Some notes about Oracle Backup with Veeam

Veeam introduced the oracle backup feature with version 9 and a lot of people are very excited about this, because oracle backups were one of the last bastions for the  “old guard” of enterprise backup products.

I was facing a bit of a problem here, since Oracle DB are definitively not my turf but now it is expected that I should be able to handle those in a backup/recovery case.

So, the goal of this post is to establish some basic concepts about oracles DBMS and share some notes how Veeam backup behaves when backing up oracle databases (perhaps this might interest folks who can compare this to RMAN).  Feel free to correct me, as stated above this is not my usual business.

 

Requirements

Taken directly from the Veeam documentation center, these are the requirements for enabling log shipping.

  • Veeam Backup & Replication supports archived logs backup and restore for Oracle database version 11 and later. The Oracle database may run on a Microsoft Windows VM or Linux VM.
  • Automatic Storage Management (ASM) is supported for Oracle 11 and later.
  • Oracle Express Databases are supported if running on Microsoft Windows machines only.
  • The database must run in the ARCHIVELOG mode.

So, that is that for version requirements – OK, but what is an archive log?

Oracle Logging

Redo Logs

Knowing the usual pieces  MSSQL I am familiar with transaction logs, but within oracle these are called “redo logs”. Unlike the t-log, you need to have at least two redo logs (quotes are from the oracle DB manual):

The redo log of a database consists of two or more redo log files. The database requires a minimum of two files to guarantee that one is always available for writing while the other is being archived.

Of these (at least two, more likely three) only one is written into:

LGWR (log writer) writes to redo log files in a circular fashion. When the current redo log file fills, LGWR begins writing to the next available redo log file.
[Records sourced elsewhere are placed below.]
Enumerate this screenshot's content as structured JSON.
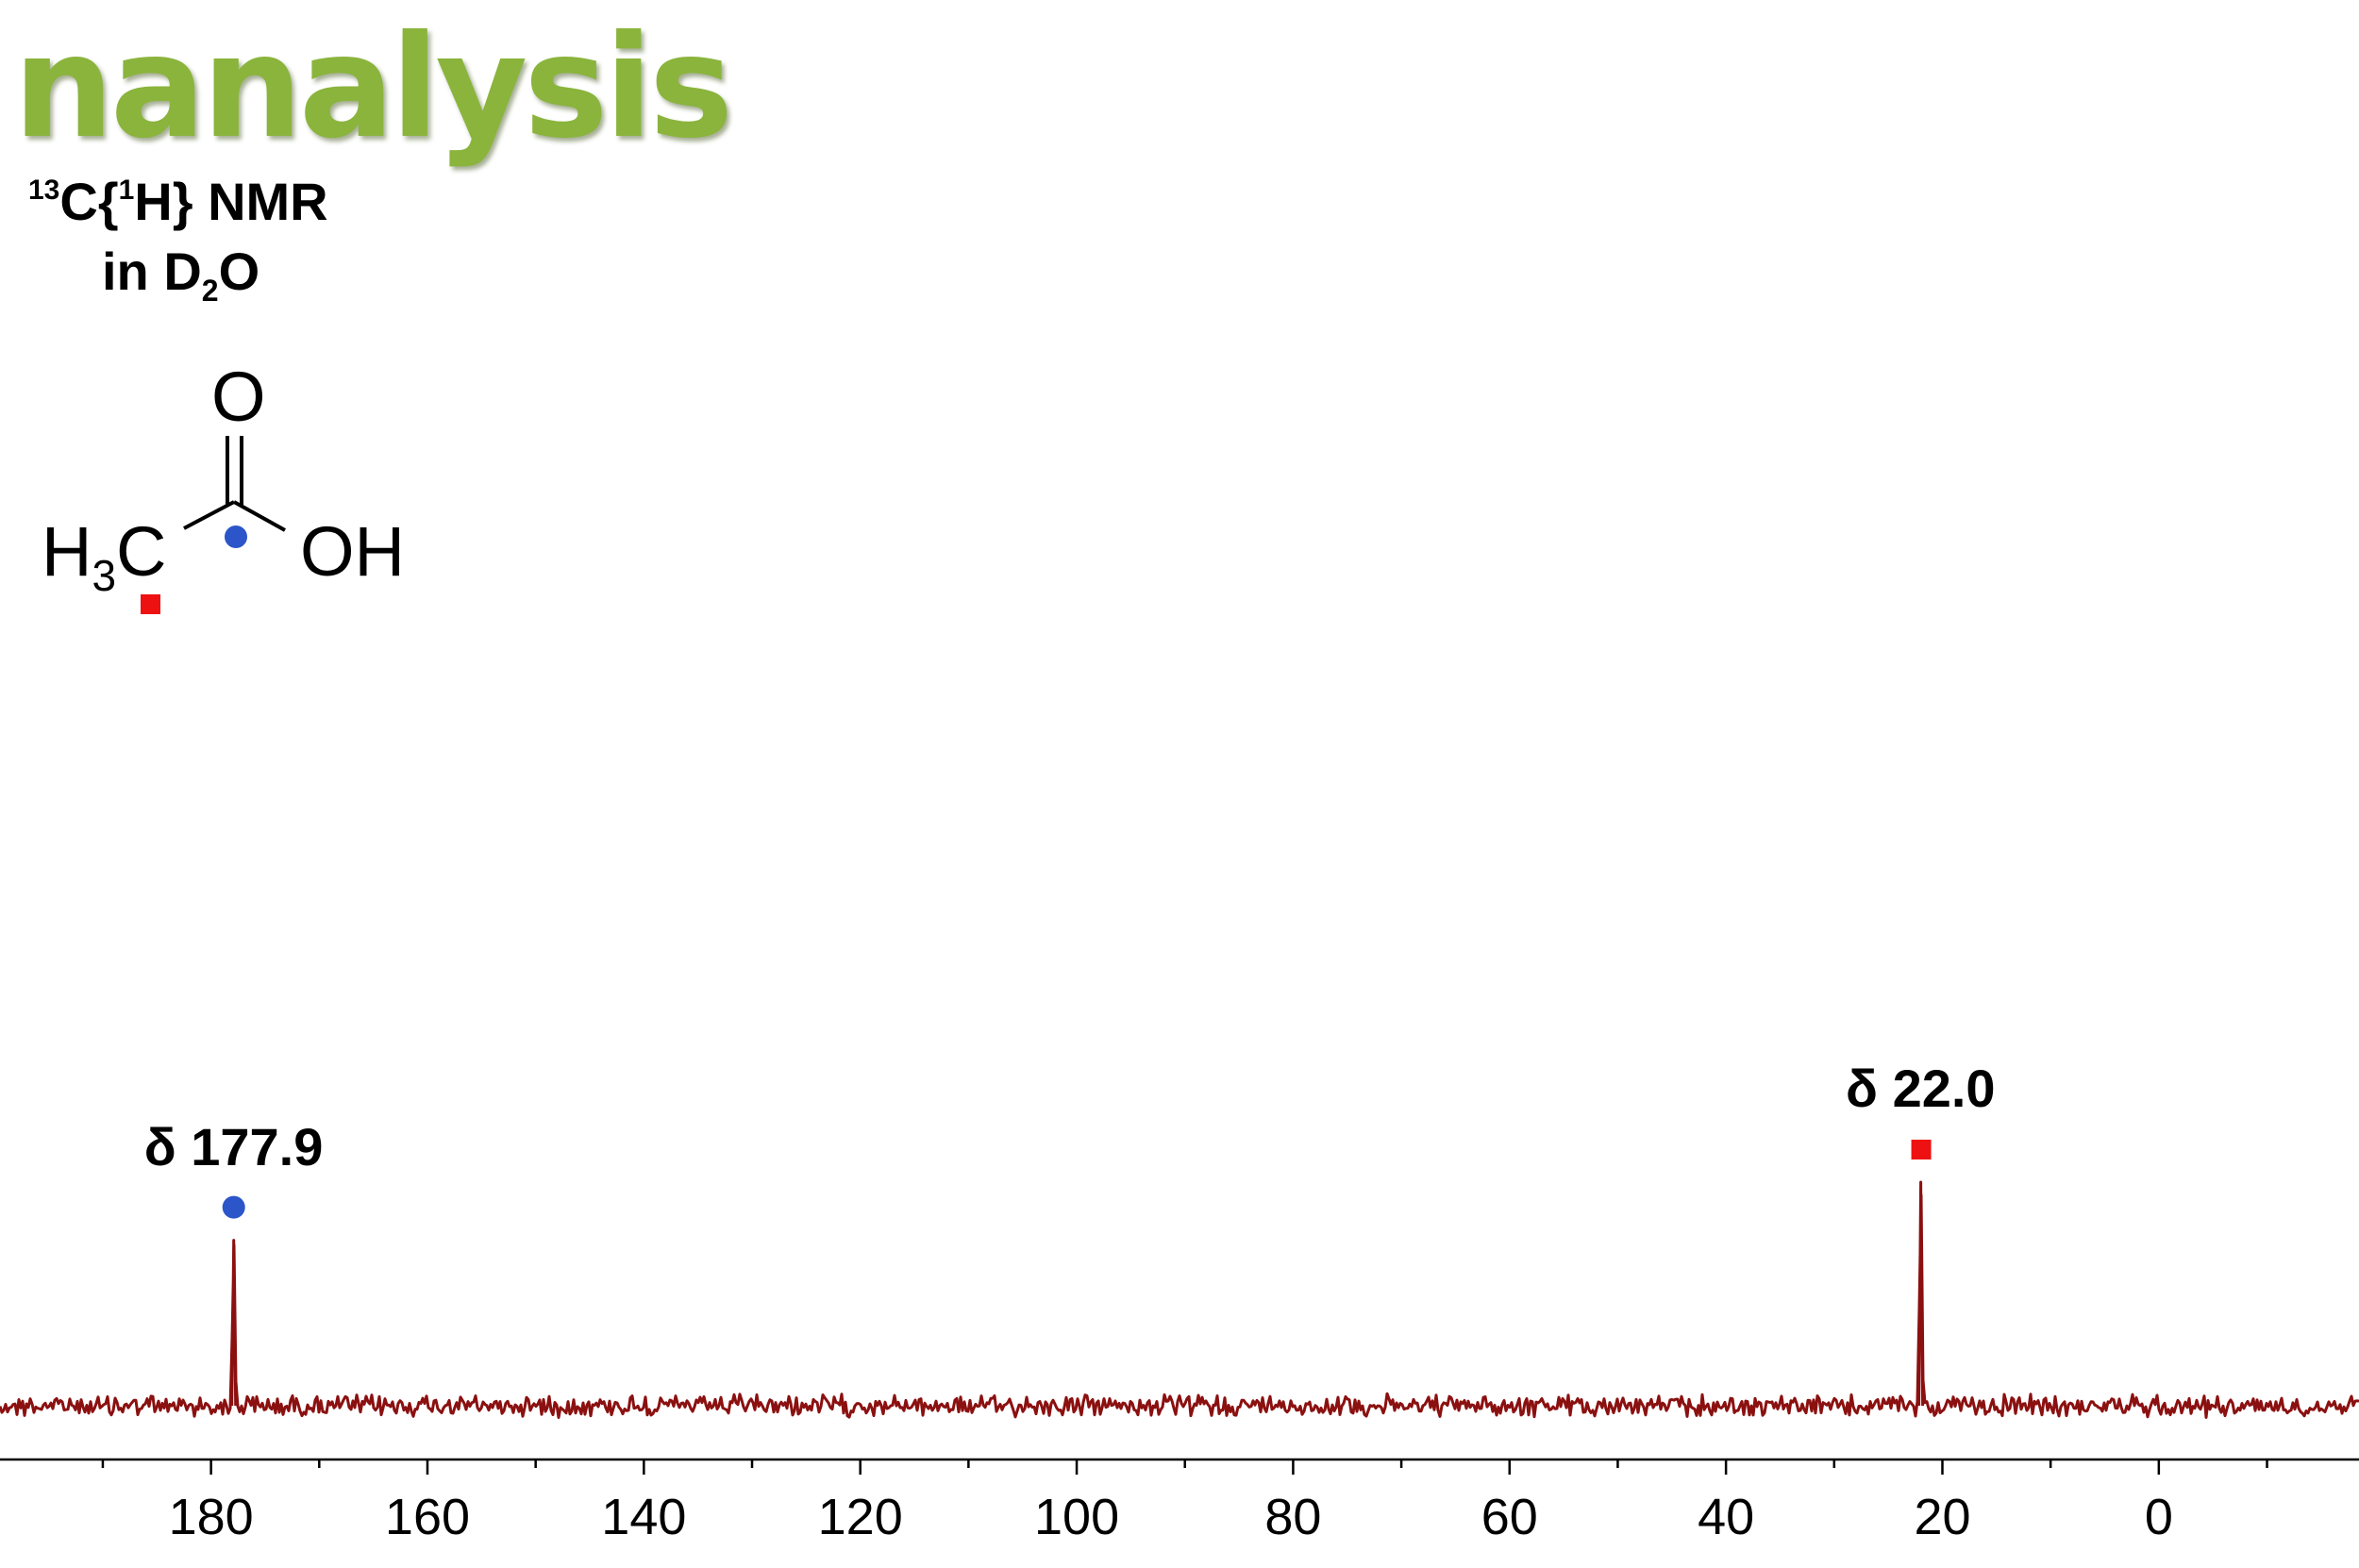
{
  "brand": {
    "name": "nanalysis",
    "color": "#8ab43c"
  },
  "experiment": {
    "nucleus_mass": "13",
    "nucleus": "C{",
    "decoupled_mass": "1",
    "decoupled": "H} NMR",
    "solvent_prefix": "in D",
    "solvent_sub": "2",
    "solvent_suffix": "O"
  },
  "molecule": {
    "carbonyl_o": "O",
    "methyl_h": "H",
    "methyl_sub": "3",
    "methyl_c": "C",
    "hydroxyl": "OH",
    "markers": [
      {
        "shape": "circle",
        "color": "#2b55c8",
        "atom": "carbonyl carbon"
      },
      {
        "shape": "square",
        "color": "#ee1111",
        "atom": "methyl carbon"
      }
    ]
  },
  "chart_data": {
    "type": "line",
    "title": "",
    "xlabel": "",
    "ylabel": "",
    "x_axis_reversed": true,
    "xlim": [
      199.5,
      -18.5
    ],
    "x_ticks": [
      180,
      160,
      140,
      120,
      100,
      80,
      60,
      40,
      20,
      0
    ],
    "x_tick_labels": [
      "180",
      "160",
      "140",
      "120",
      "100",
      "80",
      "60",
      "40",
      "20",
      "0"
    ],
    "x_minor_step": 10,
    "grid": false,
    "line_color": "#8b1010",
    "peaks": [
      {
        "shift": 177.9,
        "label": "δ 177.9",
        "relative_height": 0.74,
        "marker": "circle",
        "marker_color": "#2b55c8"
      },
      {
        "shift": 22.0,
        "label": "δ 22.0",
        "relative_height": 1.0,
        "marker": "square",
        "marker_color": "#ee1111"
      }
    ]
  }
}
When the last available redo log file is filled, LGWR returns to the first redo log file and writes to it, starting the cycle again.

Notice that all logs will be overwritten at some point in time, i.e. when the log files are filled up. This would be more like the SIMPLE log model in MSSQL.

And finally some nomenclature to distinguish those logs who are being written to and those that are currently not in use:

Oracle Database uses only one redo log files at a time to store redo records written from the redo log buffer. The redo log file that LGWR is actively writing to is called the current redo log file.

Redo log files that are required for instance recovery are called active redo log files. Redo log files that are no longer required for instance recovery are called inactive redo log files.

Archived Redo Logs

I stated that we will lose the content of the logs at some point in time, the solution for keeping the logs is the ARCHIVELOG mode.

An archive log is an “archived redo log” and it will lead to us the equivalent of a FULL recovery model in MSSQL.

I am borrowing the following explanation from Oracle Terminology for the SQL Server DBA

These are redo log files that have been backed up. There are a number of ways to have Oracle automatically manage creating backups of redo log files that vary from manual to completely automated.

If the disks storing these files fills up, Oracle will not be able to write to the data files – active redo log files can’t be archived any more. To ensure safety, writes are stopped.

The last paragraph is an important one, we will come back to this later on.

 

 

Veeam with Oracle backup

 

At this point I will trust that you know how to setup a Veeam job, perhaps I find time to add this more basic stuff later on.

Most people will use a 24 hour image backup schedule for their VMs.  For reduction of RPO you would implement the “log shipping” within the application aware backup tab.

Note 1: Veeam does not use RMAN (Recovery Manager) but rather the Oracle Call Interface (OCI).

Note 2: Veeam will only delete log files will the next image backup (full or incremental), not with the log shipping.

Note 3: Veeam doesn’t delete empty log folders after clearing *.arc files

Note 4: Veeam will issue a (global) log switch as part of the backup. This archives all online redo log files, meaning that you need space on your archive log partition.

So, with note 4 in mind, image a situation where  your archive partition is quite full and you want a backup to clear it up. This might actually lead to more used space before anything can be cleared up. Also, you cannot use Veeam to clear up an already full partition. Right now, there doesn’t seem to be an option to change this.

Note 5: Behavior of Delete logs older than <N> hours or Delete logs over <N> GB may not be so obvious.

First, this will only take effect when you run a full/incremental backup (see note 2). If you let the default “delete after 24 hours” and make an image backup once a day, then you will always have nearly two days worth of logs on your disk: The last day and the current logs.